I mean, I had a good long break from writing the classic Percy novels. It's been well over a decade since I wrote in that voice, and I think that break was nice. I do think that going back to it now with the TV series made sense. It's sort of my version of a thank-you letter to all the fans who have stuck with me over the years and have been waiting for the TV show. It's my way of celebrating with them. It's like a high school reunion: Let's go back and see our old friends again and get back into that vibe that we had in the original series to celebrate The Lightning Thief being reborn.

I got into Percy young, I think before The Titan's Curse. That was the first new one for me when I was reading them. Now as a journalist and writer who covers this work, I can't help but notice how much the fan base has grown over the years, how intensely loyal they are, how interested they are in any new snippet about your work or Percy. It looks like they're going to have a really great couple of years ahead.

I certainly hope so. We're excited, and it is neat to see this multigenerational fandom get invested in the books and in the TV show as well. I mean, we would never have believed back in 2005 that Percy Jackson would still be a thing in 2023. I mean, that's a long good run, and every day just feels like gravy. It's like, I can't believe I'm still doing this, and they pay me money to write these stories. I feel very grateful.

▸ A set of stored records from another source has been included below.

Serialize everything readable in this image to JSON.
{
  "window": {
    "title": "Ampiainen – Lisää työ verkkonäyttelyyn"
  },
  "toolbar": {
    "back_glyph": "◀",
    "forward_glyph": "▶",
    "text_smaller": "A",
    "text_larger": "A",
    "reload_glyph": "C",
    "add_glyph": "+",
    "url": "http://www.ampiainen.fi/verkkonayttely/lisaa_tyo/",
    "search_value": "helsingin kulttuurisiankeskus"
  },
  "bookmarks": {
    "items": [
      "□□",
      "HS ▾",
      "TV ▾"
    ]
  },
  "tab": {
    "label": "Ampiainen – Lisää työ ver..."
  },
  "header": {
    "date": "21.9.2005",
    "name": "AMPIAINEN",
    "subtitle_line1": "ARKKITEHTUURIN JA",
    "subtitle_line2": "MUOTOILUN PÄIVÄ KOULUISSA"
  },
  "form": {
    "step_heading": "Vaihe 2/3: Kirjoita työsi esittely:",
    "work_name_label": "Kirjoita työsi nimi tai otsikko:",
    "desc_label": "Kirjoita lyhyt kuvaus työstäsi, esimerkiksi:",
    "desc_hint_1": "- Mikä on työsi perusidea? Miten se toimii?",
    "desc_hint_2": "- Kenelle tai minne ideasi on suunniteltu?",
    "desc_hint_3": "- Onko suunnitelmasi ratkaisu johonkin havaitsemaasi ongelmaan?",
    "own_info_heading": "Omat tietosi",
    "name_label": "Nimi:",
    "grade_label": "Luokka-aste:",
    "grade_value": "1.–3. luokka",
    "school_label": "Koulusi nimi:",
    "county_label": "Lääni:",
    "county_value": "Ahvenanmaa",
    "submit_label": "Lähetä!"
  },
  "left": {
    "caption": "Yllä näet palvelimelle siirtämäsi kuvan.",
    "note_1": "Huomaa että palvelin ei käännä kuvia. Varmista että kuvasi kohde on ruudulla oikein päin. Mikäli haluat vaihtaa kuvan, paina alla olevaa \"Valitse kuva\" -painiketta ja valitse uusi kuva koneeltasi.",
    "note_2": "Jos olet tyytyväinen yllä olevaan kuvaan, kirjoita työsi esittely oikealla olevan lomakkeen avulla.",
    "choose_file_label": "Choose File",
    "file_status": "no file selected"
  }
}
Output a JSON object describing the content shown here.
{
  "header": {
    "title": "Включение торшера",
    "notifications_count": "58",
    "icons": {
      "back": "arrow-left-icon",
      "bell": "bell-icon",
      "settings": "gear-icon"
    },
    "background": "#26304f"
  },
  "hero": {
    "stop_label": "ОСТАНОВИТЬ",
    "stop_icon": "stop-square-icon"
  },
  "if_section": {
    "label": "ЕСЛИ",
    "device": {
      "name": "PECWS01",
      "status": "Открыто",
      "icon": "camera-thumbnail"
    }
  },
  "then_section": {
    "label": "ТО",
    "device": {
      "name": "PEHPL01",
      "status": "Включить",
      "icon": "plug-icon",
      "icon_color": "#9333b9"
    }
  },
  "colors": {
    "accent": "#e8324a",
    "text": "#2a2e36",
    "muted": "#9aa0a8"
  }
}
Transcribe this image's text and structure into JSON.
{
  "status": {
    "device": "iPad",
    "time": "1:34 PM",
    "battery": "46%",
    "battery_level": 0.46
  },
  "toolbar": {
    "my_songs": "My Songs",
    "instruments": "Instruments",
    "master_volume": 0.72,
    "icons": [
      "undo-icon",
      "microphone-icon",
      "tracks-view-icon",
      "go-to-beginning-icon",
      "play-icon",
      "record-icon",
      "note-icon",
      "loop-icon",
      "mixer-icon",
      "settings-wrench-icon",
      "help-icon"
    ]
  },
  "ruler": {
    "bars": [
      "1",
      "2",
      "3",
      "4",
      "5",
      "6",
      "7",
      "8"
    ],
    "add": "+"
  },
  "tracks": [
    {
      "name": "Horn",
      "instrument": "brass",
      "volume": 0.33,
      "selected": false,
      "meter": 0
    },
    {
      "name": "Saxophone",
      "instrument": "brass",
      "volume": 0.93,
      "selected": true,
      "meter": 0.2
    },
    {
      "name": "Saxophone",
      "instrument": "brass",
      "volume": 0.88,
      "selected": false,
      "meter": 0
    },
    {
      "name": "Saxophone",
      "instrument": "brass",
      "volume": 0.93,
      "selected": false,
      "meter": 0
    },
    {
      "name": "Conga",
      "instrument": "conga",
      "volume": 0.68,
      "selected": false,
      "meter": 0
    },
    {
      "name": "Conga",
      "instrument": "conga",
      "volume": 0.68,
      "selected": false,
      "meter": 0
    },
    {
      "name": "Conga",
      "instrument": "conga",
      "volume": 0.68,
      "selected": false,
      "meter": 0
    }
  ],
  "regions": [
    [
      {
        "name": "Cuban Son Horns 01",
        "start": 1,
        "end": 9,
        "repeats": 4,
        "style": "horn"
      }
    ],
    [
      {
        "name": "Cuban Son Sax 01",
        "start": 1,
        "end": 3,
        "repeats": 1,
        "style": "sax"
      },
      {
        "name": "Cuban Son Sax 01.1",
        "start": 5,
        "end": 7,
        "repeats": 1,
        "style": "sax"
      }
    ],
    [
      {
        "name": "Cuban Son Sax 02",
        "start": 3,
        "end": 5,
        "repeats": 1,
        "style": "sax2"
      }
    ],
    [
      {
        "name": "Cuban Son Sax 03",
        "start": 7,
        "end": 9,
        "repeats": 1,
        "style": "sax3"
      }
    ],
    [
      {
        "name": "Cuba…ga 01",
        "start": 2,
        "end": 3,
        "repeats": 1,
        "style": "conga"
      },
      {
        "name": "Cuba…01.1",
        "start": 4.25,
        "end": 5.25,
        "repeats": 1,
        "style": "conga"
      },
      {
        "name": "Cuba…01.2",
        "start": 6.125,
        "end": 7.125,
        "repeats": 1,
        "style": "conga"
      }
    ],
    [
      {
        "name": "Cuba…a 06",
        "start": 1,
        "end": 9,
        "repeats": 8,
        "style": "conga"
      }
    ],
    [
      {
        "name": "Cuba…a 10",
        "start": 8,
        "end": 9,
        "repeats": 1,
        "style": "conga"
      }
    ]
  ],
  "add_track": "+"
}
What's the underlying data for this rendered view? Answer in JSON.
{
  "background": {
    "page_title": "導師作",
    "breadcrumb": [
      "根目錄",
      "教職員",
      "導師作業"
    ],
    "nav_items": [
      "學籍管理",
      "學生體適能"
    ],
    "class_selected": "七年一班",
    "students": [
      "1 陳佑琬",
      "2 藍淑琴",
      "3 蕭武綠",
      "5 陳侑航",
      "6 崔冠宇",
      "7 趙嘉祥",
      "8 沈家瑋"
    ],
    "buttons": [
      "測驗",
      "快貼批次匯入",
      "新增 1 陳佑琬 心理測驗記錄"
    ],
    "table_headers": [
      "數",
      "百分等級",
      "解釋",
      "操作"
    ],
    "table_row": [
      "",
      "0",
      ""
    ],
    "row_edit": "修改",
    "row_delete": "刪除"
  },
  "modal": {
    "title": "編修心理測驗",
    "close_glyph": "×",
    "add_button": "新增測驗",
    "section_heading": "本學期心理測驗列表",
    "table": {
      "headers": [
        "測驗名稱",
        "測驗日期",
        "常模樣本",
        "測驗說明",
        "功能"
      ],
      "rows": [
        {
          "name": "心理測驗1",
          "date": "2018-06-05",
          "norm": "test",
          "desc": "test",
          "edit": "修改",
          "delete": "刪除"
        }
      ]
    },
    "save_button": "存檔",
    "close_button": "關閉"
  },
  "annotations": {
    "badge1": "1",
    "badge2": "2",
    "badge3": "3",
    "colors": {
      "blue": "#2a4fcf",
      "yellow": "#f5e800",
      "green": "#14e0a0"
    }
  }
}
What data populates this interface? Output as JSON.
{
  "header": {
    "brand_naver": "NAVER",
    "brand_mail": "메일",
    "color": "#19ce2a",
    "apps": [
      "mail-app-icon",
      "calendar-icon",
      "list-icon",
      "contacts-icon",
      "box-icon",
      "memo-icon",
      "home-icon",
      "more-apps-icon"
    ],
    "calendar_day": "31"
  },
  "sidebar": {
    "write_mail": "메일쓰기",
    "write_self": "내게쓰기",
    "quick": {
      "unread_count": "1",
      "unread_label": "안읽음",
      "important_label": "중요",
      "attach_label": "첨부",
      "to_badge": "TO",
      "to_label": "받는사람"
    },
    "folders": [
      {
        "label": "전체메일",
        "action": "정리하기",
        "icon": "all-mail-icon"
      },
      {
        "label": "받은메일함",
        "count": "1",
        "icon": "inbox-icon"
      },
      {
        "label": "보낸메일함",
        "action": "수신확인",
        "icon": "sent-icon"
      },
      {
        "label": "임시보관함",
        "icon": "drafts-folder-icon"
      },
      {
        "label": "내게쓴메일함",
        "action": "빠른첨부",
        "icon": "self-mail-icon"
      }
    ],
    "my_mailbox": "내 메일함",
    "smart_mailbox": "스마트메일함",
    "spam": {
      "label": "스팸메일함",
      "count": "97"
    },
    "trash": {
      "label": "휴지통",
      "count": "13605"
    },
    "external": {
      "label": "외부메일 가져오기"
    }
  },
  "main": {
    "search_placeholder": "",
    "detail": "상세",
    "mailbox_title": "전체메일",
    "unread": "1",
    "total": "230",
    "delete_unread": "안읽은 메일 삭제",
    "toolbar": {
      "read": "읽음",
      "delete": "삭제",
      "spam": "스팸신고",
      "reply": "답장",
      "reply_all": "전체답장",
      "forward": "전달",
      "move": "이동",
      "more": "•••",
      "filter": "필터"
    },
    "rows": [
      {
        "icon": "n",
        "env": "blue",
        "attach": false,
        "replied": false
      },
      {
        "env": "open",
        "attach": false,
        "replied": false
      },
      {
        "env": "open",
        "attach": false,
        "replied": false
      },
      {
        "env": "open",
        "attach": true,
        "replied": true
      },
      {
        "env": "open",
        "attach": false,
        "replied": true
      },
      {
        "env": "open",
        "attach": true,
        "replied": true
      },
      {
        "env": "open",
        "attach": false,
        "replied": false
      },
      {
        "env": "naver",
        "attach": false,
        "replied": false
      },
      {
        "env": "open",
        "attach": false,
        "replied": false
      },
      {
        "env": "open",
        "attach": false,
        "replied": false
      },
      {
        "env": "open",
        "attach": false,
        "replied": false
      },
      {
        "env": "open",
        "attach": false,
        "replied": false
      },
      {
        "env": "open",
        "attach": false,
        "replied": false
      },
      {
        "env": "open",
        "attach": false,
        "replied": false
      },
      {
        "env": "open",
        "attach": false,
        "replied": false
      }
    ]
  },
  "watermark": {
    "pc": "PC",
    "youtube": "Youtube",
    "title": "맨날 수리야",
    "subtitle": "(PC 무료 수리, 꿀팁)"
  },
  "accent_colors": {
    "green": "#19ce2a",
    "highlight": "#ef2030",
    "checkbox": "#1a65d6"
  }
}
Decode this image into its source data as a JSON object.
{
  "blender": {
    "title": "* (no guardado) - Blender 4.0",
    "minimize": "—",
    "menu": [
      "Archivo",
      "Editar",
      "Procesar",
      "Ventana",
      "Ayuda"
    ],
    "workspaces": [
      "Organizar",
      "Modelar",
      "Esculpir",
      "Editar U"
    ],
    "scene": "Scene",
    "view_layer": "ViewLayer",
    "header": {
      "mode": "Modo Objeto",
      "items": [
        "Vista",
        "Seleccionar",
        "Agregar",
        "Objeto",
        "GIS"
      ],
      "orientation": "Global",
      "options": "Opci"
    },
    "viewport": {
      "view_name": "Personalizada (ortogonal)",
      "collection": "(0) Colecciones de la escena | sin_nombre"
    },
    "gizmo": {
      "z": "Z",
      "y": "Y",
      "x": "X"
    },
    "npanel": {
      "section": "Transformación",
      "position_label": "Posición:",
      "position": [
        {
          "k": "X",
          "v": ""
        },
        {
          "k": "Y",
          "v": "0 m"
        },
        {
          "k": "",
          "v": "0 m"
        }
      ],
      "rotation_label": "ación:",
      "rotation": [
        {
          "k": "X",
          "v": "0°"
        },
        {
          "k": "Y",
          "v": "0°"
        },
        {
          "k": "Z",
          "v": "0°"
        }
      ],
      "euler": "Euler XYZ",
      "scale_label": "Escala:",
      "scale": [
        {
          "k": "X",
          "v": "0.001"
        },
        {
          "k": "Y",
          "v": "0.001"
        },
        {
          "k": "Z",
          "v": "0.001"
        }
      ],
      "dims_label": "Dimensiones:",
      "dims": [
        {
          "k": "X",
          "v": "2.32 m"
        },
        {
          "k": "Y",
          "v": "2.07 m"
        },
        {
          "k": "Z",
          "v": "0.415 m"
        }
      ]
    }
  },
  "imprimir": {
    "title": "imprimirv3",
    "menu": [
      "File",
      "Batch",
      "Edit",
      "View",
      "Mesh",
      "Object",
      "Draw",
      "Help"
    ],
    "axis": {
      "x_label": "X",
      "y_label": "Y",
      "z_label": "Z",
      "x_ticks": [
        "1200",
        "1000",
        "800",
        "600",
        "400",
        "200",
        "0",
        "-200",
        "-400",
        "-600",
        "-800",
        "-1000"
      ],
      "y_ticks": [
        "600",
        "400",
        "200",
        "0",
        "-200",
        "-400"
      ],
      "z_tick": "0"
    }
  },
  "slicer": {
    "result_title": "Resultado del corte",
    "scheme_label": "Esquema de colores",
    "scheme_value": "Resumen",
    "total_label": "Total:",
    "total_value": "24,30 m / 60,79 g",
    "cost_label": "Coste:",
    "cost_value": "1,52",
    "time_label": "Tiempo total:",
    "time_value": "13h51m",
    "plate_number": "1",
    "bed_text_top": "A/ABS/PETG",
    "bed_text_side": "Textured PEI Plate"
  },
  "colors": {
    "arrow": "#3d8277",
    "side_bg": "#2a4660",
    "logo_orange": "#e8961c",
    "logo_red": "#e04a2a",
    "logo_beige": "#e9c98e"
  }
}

Lance Reddick, Walker Scobell, and Toby Stephens from 'Percy Jackson and the Olympians'
Lance Reddick, Walker Scobell, and Toby Stephens from 'Percy Jackson and the Olympians'. Percy Jackson/Twitter

We've been talking so much about Percy as a character, his viewpoint and his perspective. What are you excited for people to see about Walker Scobell's portrayal of him in the upcoming series?

Oh my gosh. Walker's Percy is just totally spot-on. I mean, it's really hard to take a book that is told 100 percent from a first-person narrator and translate it to film, because you can't… I mean, I guess you could have a voice-over narrative.

Yeah, but it's not the same.

It's not the same. So we have to figure out how to convey Percy's personality in other ways, through his lines of dialogue, through his expressions, through his actions. And Walker has that sense of alchemy. Everybody says this about him when they watch him perform: This kid is a superstar. The screen loves him, and he is so good and so natural and so dedicated at everything. It really is stunning, and he's a huge megafan of the books.

I kid you not, he's read the books more times than I have. So he's prereading The Sun and the Star right now. He could not wait. I was like, "Okay, I'll get you an advanced copy, but you have got to keep it to yourself." But that love of the series and the source material really comes through.